Well interference, which is commonly referred to as frac hits, has become a significant factor affecting production in fractured horizontal shale wells with the increase in infill drilling in recent years. Today, there is still no clear understanding on how frac hits affect production. This paper aims to develop a process to automatically identify the different types of frac hits and to determine the effect of stage-to-well distance and frac hit intensity on long-term parent well production.
First, child well completions data and parent well pressure data are processed by a frac hit detection algorithm to automatically identify different frac hit intensities and duration within each stage. This algorithm classifies frac hits based on the magnitude of the differential pressure spikes. The frac stage to parent well distance is also calculated. Then, we compare the daily production trend before and after the frac hits to determine the severity of its influence on production. Finally, any evident correlations between the stage-to-well distance, frac hit intensity and production change are identified and investigated.

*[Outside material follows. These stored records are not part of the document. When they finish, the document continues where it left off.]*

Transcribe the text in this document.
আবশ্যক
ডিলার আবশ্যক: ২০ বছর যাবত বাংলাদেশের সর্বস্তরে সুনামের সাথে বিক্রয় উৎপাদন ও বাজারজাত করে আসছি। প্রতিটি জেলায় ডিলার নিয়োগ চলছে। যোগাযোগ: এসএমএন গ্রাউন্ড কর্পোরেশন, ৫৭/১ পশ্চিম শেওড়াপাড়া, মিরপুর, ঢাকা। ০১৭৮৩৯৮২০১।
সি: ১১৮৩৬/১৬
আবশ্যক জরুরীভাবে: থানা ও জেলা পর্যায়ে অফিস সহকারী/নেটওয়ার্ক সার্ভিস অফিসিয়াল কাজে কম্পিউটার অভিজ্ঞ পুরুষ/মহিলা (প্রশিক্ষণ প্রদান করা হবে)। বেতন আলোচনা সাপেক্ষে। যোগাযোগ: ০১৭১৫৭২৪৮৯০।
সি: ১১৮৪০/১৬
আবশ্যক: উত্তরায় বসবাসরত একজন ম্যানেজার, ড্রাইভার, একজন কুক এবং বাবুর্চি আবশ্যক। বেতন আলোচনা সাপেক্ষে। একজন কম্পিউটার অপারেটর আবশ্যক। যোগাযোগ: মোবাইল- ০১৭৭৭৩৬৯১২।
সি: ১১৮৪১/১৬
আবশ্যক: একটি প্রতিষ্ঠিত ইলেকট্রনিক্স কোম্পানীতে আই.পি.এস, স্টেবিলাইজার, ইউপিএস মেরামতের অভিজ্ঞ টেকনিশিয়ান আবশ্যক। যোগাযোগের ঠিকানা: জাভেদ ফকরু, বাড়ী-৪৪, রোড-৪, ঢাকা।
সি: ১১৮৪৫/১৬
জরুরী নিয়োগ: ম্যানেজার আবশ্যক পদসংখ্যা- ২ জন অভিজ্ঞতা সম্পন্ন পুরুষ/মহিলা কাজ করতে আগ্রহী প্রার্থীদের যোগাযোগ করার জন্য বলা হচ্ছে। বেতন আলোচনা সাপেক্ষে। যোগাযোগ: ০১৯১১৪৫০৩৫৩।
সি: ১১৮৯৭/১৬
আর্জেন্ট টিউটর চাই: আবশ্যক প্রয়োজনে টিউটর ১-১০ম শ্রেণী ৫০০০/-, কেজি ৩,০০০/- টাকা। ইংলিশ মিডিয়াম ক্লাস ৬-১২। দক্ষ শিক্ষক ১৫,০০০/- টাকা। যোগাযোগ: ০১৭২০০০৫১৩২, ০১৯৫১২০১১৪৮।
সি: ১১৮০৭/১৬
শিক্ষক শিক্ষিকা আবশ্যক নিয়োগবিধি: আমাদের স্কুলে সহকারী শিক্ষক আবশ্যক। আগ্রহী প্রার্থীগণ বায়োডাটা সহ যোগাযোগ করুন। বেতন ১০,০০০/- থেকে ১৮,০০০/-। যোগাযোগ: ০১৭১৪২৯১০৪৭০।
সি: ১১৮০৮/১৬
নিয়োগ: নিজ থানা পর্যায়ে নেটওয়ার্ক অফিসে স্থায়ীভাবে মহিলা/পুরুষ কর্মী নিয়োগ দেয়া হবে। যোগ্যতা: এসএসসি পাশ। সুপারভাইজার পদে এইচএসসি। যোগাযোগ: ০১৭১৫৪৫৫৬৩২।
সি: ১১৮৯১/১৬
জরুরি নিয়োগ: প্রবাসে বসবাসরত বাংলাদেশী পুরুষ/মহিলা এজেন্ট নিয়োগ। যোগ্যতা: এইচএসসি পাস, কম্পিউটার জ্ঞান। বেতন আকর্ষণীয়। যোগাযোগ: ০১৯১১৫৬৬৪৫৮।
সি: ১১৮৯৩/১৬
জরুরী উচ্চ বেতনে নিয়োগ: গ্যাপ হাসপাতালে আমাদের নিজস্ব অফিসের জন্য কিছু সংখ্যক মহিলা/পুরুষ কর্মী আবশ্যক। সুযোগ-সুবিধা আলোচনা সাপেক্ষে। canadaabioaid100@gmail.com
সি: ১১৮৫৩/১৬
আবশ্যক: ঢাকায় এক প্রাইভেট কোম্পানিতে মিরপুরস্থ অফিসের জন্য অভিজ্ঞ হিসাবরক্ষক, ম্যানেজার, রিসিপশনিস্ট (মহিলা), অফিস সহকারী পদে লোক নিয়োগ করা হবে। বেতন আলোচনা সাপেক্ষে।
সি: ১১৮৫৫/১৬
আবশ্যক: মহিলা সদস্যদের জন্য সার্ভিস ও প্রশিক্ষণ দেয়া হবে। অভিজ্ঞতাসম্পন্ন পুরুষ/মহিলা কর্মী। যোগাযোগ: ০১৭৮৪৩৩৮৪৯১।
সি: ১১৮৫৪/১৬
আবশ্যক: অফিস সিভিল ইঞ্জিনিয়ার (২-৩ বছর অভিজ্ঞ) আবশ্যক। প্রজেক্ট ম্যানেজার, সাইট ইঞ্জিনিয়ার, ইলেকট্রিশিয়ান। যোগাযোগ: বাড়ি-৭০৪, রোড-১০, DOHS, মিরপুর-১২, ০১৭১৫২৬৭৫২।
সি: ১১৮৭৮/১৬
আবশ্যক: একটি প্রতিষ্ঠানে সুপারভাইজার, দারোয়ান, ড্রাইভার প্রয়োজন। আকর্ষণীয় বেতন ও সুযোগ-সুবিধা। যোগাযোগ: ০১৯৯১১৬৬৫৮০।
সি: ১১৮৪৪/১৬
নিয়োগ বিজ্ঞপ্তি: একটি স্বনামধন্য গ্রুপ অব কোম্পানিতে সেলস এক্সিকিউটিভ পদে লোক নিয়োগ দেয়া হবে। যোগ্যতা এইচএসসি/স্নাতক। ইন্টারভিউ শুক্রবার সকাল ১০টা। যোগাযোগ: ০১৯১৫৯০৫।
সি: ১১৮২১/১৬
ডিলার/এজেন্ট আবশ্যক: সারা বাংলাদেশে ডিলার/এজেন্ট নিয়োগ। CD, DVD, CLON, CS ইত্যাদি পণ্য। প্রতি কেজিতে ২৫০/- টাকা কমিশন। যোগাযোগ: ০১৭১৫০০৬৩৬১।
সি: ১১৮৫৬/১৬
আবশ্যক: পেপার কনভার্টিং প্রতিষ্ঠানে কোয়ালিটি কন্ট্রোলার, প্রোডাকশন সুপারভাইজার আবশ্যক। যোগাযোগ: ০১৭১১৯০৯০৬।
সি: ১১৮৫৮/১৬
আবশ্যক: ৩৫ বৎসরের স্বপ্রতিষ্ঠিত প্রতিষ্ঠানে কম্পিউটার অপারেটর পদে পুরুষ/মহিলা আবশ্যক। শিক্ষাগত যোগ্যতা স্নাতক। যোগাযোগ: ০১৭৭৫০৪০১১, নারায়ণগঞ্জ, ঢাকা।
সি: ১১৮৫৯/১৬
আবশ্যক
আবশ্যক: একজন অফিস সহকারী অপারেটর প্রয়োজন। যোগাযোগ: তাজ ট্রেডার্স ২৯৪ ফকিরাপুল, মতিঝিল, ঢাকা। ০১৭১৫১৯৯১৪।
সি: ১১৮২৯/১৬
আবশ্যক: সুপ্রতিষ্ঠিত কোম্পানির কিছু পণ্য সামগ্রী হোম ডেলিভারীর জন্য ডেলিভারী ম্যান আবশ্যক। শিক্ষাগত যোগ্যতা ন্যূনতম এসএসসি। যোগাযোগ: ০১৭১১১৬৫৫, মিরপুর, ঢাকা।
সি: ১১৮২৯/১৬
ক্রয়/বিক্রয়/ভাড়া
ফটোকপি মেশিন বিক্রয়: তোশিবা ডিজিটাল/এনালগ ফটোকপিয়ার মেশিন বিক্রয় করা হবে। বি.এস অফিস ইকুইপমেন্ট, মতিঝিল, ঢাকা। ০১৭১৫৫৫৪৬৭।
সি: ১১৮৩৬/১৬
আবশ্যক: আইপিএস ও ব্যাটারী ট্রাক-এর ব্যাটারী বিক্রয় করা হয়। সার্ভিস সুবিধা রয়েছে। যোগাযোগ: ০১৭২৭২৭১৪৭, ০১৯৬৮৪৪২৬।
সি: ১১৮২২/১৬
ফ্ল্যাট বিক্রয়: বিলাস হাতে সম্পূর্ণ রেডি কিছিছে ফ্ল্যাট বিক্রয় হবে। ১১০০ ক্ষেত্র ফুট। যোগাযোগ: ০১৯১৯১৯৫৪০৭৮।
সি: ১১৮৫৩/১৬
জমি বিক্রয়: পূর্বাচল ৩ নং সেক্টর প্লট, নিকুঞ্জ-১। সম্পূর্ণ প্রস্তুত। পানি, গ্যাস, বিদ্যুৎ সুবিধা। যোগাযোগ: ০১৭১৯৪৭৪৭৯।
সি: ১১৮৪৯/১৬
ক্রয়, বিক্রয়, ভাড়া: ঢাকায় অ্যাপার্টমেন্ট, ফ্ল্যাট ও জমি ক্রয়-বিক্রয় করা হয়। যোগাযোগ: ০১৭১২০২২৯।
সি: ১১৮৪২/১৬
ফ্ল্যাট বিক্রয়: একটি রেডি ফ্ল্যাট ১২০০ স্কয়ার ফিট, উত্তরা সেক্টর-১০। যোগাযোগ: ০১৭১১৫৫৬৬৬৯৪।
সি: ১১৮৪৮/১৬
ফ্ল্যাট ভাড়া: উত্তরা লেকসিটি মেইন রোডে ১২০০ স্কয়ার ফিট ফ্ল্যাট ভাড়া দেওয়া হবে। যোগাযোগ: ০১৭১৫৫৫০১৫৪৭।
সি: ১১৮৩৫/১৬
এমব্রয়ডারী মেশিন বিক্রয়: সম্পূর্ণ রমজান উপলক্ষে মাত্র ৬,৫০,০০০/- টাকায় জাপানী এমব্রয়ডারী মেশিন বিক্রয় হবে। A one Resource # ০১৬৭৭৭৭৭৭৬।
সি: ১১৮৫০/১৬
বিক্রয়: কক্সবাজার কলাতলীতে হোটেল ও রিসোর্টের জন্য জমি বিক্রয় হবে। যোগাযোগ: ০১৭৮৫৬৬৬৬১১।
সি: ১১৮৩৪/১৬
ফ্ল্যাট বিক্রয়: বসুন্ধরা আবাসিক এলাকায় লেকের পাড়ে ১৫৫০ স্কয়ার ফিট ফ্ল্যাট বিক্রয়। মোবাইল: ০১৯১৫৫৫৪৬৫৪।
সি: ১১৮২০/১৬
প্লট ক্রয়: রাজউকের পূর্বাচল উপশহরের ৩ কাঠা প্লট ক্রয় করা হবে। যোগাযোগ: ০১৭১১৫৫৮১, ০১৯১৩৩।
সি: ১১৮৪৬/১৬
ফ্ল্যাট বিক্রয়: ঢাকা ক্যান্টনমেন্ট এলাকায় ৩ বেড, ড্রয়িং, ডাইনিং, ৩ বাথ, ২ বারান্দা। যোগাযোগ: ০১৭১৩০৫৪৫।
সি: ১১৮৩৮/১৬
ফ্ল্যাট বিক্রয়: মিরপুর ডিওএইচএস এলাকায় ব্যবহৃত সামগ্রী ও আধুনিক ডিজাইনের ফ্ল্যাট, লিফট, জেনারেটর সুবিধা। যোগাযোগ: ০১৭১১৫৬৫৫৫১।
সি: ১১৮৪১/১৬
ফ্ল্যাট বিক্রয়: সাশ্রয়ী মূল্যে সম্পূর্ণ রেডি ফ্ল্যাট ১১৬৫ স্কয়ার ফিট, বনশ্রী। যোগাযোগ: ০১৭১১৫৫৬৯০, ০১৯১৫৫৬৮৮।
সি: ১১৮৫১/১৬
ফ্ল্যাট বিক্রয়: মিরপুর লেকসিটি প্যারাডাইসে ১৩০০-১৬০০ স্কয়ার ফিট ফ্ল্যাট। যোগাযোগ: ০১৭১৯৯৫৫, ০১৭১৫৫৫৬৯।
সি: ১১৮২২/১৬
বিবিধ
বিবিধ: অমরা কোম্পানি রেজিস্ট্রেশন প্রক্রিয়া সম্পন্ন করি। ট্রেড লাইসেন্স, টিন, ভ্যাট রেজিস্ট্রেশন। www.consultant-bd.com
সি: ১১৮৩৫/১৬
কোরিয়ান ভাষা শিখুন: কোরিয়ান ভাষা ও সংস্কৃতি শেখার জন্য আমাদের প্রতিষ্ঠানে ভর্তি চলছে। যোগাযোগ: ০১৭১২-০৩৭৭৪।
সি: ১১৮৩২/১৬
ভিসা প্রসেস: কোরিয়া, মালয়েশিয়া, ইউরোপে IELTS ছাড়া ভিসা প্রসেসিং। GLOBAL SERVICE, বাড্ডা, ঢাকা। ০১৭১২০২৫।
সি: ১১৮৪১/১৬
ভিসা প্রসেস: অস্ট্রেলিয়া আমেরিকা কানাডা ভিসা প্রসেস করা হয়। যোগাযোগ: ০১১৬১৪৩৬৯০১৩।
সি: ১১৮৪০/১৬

This work utilizes 3 datasets covering 22 horizontal wells in the Bakken Formation and 37 horizontal wells in the Eagle Ford Shale Formation. These sets included well trajectories, child well completions data, parent well pressure data and parent well production data. The frac hit detection algorithm developed can accurately detect frac hits in the available dataset with minimal false alerts. The data analysis results show that frac hit severity (production response) and intensity (pressure response) are not only affected by the distance between parent and child wells, but also affected by the directionality of the wells. Parent wells tend to experience more frac hits from the child frac stages with smaller direction angles and shorter stage-to-parent distances. Formation stress change with time is another factor that affects frac hit intensity. Depleted wells are more susceptible to frac hits even if they are further from the child wells. Also, we observe frac hits in parent wells due to a stimulation of a child well in a different shale formation.
This paper presents a novel automated frac hit detection algorithm to quickly identify different types of frac hits. This paper also presents a novel way of carrying out production analysis to determine whether frac hits in a well have positive or negative influence long-term production. Additionally, the paper introduces the concept of the stage-to-well distance as a more accurate metric for analyzing the influence of frac hits on production.